A group of researchers have discovered evidence for oceans' worth of water deep beneath the U.S., which, according to them, could represent the largest water reservoir on Earth.

The researchers have found the ingredients for water in rocks deep in the Earth’s mantle nearly 400 miles beneath North America, suggesting that water, driven from the Earth’s surface by plate tectonics, could be there at such depths. The findings, published in the journal Science on Friday, are expected to help scientists better understand the Earth’s formation and its current composition, and to reveal the amount of water buried deep below.

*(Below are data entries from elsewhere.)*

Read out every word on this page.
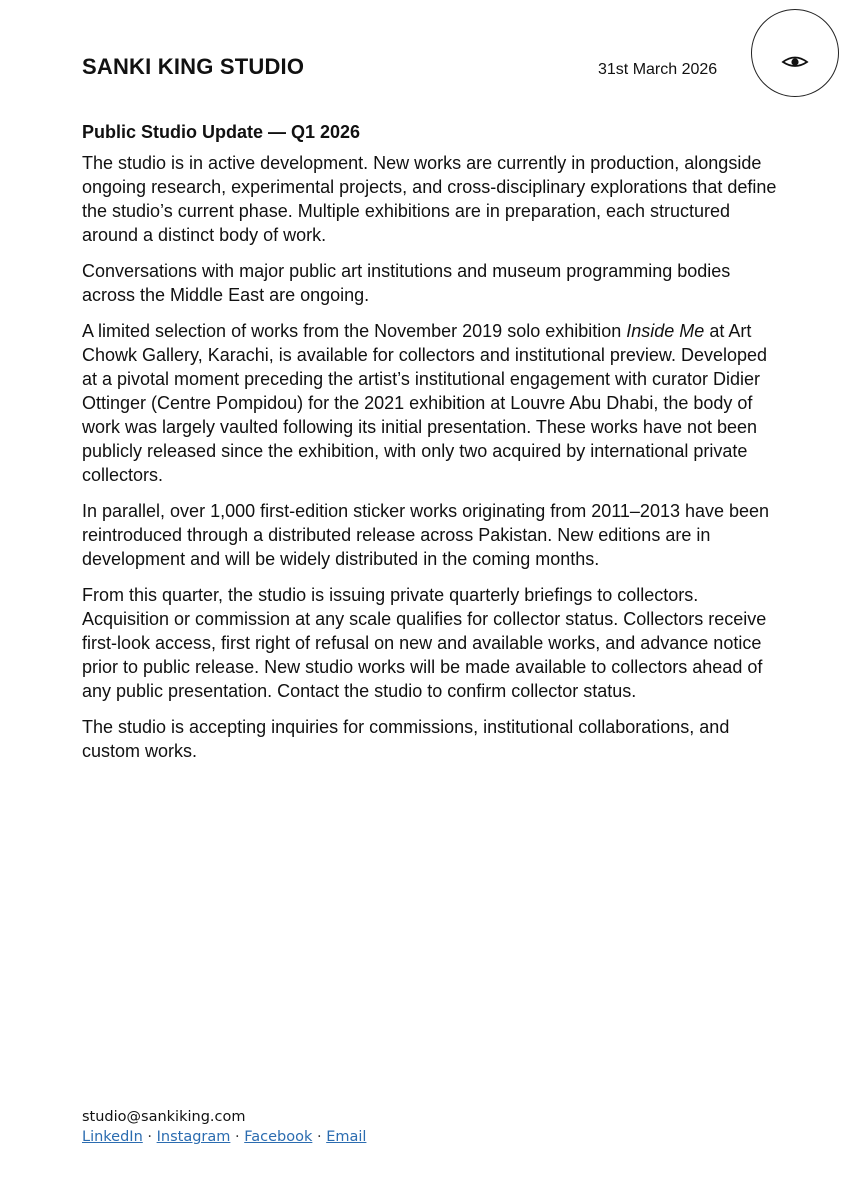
SANKI KING STUDIO	31st March 2026
Public Studio Update — Q1 2026

The studio is in active development. New works are currently in production, alongside ongoing research, experimental projects, and cross-disciplinary explorations that define the studio’s current phase. Multiple exhibitions are in preparation, each structured around a distinct body of work.

Conversations with major public art institutions and museum programming bodies across the Middle East are ongoing.

A limited selection of works from the November 2019 solo exhibition Inside Me at Art Chowk Gallery, Karachi, is available for collectors and institutional preview. Developed at a pivotal moment preceding the artist’s institutional engagement with curator Didier Ottinger (Centre Pompidou) for the 2021 exhibition at Louvre Abu Dhabi, the body of work was largely vaulted following its initial presentation. These works have not been publicly released since the exhibition, with only two acquired by international private collectors.

In parallel, over 1,000 first-edition sticker works originating from 2011–2013 have been reintroduced through a distributed release across Pakistan. New editions are in development and will be widely distributed in the coming months.

From this quarter, the studio is issuing private quarterly briefings to collectors. Acquisition or commission at any scale qualifies for collector status. Collectors receive first-look access, first right of refusal on new and available works, and advance notice prior to public release. New studio works will be made available to collectors ahead of any public presentation. Contact the studio to confirm collector status.

The studio is accepting inquiries for commissions, institutional collaborations, and custom works.

studio@sankiking.com
LinkedIn · Instagram · Facebook · Email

“Geological processes on the Earth’s surface, such as earthquakes or erupting volcanoes, are an expression of what is going on inside the Earth, out of our sight,” Steve Jacobsen, a geophysicist at the Northwestern University in Illinois and the study’s co-author, said in a statement. “I think we are finally seeing evidence for a whole-Earth water cycle, which may help explain the vast amount of liquid water on the surface of our habitable planet. Scientists have been looking for this missing deep water for decades.”

According to Jacobsen and the University of New Mexico seismologist Brandon Schmandt, they have “direct evidence” that a rocky layer of the Earth’s mantle -- known as “transition zone” -- located at depths between 250 miles and 410 miles has water trapped in it on a regional scale, extending across most of the interior of the U.S.

As part of the study, Schmandt observed seismic data from earthquakes to investigate the structure of the Earth’s deep crust and mantle while Jacobsen used those observations in the laboratory to study mantle rock under the simulated high pressures of 400 miles below the Earth’s surface.

Earth_interior_water Schematic cross section of the Earth’s interior.  Northwestern University

“Melting of rock at this depth is remarkable because most melting in the mantle occurs much shallower, in the upper 50 miles,” Schmandt said in the statement. “If there is a substantial amount of H2O in the transition zone, then some melting should take place in areas where there is flow into the lower mantle, and that is consistent with what we found.”

According to the researchers, if water accounts for only 1 percent of the weight of mantle rock located in the transition zone, it would be equivalent to nearly three times the amount of water in Earth’s oceans.

However, the scientists said that the water in such great depths is not found in the form of liquid, ice or vapor. Rather, it is a form of water that is trapped inside the molecular structure of the minerals in the mantle rock.

“The weight of 250 miles of solid rock creates such high pressure, along with temperatures above 2,000 degrees Fahrenheit, that a water molecule splits to form a hydroxyl radical (OH), which can be bound into a mineral’s crystal structure,” the scientists said.